Segundo a Associação Catarinense de Supermercados (Acats), são cerca de 2 mil itens que devem ser afetados pelo ajuste nas alíquotas, com ajustes entre 5 a 10% nos preços para o consumidor final.

 

 

Entre os produtos que devem ser afetados estão leites especiais (com adição de vitaminas como o cálcio, por exemplo), carnes temperadas de frango, suínos e ovinos, água mineral, queijos, pães especiais, além do frango, suíno, peixe, leite em pó e farinha de trigo.

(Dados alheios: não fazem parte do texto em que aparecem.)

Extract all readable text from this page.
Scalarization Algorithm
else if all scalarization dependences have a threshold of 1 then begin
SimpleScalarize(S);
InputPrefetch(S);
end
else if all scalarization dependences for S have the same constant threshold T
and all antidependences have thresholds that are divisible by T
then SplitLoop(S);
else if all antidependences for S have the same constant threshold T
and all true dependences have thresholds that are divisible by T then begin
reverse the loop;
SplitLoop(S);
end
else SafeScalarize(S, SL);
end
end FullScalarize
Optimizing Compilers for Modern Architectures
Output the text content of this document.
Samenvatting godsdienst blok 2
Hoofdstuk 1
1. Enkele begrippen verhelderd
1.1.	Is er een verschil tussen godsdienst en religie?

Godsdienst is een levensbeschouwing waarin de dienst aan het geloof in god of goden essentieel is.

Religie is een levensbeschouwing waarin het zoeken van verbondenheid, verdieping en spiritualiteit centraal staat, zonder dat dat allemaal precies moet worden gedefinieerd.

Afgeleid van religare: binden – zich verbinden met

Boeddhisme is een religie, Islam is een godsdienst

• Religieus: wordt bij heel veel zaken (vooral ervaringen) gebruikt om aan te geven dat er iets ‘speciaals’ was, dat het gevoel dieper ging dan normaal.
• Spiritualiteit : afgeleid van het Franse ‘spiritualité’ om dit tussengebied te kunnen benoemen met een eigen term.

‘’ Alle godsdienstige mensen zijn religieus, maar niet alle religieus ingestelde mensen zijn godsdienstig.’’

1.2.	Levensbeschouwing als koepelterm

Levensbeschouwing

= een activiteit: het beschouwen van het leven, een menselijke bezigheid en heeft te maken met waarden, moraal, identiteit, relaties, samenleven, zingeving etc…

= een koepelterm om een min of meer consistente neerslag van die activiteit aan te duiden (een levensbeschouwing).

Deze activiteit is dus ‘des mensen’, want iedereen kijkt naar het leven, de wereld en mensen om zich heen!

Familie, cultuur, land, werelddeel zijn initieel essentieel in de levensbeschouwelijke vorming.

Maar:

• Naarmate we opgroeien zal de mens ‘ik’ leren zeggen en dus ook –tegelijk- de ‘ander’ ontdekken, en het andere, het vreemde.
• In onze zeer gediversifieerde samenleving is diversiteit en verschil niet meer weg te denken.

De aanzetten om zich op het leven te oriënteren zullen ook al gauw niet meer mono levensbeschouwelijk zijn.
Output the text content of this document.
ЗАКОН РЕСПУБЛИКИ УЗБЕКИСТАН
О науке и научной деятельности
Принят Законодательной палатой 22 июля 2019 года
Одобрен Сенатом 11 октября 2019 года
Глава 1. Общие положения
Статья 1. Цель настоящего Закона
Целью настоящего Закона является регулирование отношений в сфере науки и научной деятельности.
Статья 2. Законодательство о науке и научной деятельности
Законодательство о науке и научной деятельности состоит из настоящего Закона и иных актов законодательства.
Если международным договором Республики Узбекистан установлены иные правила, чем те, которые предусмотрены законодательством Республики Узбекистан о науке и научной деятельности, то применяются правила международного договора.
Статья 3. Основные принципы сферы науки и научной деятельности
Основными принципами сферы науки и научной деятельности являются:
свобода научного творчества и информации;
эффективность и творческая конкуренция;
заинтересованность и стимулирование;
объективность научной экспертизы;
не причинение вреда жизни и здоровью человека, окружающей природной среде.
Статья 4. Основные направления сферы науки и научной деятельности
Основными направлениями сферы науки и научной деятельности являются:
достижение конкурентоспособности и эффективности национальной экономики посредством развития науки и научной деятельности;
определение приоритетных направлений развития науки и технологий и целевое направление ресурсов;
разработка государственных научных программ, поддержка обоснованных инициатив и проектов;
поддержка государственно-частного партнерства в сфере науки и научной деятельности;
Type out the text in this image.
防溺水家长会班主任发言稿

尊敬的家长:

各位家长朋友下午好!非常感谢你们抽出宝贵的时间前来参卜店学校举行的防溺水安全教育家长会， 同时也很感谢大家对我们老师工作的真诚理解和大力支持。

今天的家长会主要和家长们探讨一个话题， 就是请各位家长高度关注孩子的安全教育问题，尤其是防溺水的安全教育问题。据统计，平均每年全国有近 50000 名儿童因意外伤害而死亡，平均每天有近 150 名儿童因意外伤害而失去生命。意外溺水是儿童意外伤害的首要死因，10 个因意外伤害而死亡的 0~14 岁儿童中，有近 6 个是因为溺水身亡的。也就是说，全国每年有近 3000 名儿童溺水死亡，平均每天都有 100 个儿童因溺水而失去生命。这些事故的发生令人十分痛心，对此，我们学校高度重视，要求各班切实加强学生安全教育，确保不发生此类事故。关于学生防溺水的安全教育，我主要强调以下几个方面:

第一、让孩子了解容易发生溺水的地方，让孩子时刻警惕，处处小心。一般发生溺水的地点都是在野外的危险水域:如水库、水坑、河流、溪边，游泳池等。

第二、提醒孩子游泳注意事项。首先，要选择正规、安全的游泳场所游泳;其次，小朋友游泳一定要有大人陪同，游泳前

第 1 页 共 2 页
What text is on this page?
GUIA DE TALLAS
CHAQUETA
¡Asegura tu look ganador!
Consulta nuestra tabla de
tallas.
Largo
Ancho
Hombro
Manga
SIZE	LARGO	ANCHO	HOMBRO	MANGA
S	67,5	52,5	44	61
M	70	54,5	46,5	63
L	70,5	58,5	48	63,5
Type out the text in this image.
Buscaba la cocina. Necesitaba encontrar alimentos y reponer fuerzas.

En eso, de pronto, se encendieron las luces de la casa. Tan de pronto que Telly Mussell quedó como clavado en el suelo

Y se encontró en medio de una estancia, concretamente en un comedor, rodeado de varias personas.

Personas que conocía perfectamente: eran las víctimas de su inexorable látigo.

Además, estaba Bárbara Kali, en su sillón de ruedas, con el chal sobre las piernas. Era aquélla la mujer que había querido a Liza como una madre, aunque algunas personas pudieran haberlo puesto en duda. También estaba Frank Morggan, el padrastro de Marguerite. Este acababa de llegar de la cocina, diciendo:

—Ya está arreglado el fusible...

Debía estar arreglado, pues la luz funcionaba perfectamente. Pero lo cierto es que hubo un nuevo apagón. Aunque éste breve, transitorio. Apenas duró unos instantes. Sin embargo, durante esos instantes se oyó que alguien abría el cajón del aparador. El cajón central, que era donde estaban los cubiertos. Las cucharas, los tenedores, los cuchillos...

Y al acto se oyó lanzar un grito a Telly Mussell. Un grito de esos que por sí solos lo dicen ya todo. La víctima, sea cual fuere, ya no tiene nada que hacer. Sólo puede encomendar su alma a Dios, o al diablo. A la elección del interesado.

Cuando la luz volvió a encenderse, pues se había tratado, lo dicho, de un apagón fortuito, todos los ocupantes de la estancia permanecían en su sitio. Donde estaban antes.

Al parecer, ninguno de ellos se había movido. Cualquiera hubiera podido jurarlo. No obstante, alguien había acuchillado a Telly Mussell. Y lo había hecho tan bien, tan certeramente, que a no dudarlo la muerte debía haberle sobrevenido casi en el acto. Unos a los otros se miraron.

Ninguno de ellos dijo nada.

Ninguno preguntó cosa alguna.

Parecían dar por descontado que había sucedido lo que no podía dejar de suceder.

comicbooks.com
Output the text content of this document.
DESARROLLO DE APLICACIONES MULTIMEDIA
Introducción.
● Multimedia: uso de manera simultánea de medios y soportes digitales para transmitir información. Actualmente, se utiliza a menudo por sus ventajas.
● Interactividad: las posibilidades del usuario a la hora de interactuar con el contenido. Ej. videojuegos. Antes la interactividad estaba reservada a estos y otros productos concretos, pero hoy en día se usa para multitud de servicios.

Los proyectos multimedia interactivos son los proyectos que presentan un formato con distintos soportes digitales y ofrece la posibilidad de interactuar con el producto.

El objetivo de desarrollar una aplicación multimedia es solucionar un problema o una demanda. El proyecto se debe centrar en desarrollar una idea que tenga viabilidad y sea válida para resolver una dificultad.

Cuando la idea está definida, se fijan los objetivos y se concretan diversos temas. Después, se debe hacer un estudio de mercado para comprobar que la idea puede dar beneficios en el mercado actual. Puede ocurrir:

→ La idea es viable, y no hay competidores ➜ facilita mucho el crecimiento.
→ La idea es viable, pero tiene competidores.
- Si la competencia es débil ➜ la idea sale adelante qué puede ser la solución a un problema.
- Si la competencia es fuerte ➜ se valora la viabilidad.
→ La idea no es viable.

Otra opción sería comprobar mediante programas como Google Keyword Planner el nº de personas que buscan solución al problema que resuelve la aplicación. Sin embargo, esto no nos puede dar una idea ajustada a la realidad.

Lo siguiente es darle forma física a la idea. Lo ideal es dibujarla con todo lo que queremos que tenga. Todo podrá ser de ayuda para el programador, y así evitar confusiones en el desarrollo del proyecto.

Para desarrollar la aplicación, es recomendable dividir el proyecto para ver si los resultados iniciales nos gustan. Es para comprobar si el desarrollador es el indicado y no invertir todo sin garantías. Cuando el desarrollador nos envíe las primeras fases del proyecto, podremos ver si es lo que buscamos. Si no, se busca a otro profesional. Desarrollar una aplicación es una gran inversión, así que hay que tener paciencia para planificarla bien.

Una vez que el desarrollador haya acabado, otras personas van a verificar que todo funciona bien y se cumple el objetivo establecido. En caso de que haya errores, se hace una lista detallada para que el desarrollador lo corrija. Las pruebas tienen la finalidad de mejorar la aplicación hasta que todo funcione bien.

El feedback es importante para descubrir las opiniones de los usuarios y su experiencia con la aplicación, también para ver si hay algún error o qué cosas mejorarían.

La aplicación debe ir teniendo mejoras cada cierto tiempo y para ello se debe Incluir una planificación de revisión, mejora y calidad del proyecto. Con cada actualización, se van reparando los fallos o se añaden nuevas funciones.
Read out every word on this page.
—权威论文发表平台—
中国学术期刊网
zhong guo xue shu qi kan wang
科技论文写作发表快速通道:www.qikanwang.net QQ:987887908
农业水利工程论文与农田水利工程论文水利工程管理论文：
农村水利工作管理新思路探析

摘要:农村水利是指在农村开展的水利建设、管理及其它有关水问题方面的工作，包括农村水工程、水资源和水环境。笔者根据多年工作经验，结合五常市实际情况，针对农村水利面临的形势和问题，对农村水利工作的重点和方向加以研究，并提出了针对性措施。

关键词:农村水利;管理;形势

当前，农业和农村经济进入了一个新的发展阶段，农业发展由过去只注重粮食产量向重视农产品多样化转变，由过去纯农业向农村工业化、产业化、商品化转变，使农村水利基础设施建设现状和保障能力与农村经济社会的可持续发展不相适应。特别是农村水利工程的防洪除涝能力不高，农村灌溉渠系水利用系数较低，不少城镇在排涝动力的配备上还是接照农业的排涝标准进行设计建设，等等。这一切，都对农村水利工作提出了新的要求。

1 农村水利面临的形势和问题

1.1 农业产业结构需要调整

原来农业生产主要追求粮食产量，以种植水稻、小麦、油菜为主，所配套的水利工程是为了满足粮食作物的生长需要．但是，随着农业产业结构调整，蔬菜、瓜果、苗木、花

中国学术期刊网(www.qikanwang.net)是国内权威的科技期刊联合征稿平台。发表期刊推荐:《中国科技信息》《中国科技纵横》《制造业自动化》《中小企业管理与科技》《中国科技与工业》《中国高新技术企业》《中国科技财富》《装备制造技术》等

Segundo a entidade, que fez parte do grupo de representantes do setor que criticou os ajustes na semana passada, havia uma expectativa de que o governo revisse a situação em uma nova proposta, chamada de projeto do rescaldo, o que não ocorreu. O projeto deveria ter sido entregue à Assembleia Legislativa na sexta-feira (30).

 

 

A entidade também manifestou preocupação quanto a situação prejudicar fornecedores dentro do estado: de acordo com a Acats, caso os preços sejam mais vantajosos, é possível que distribuídores e fornecedores catarinenses percam mercado para outros estados.

Segundo a Secretaria estadual da Fazenda, o projeto do rescaldo será entregue dia 10 de setembro ao legislativo. A pasta não forneceu detalhes sobre quais segmentos estão contemplados nem sobre as alíquotas.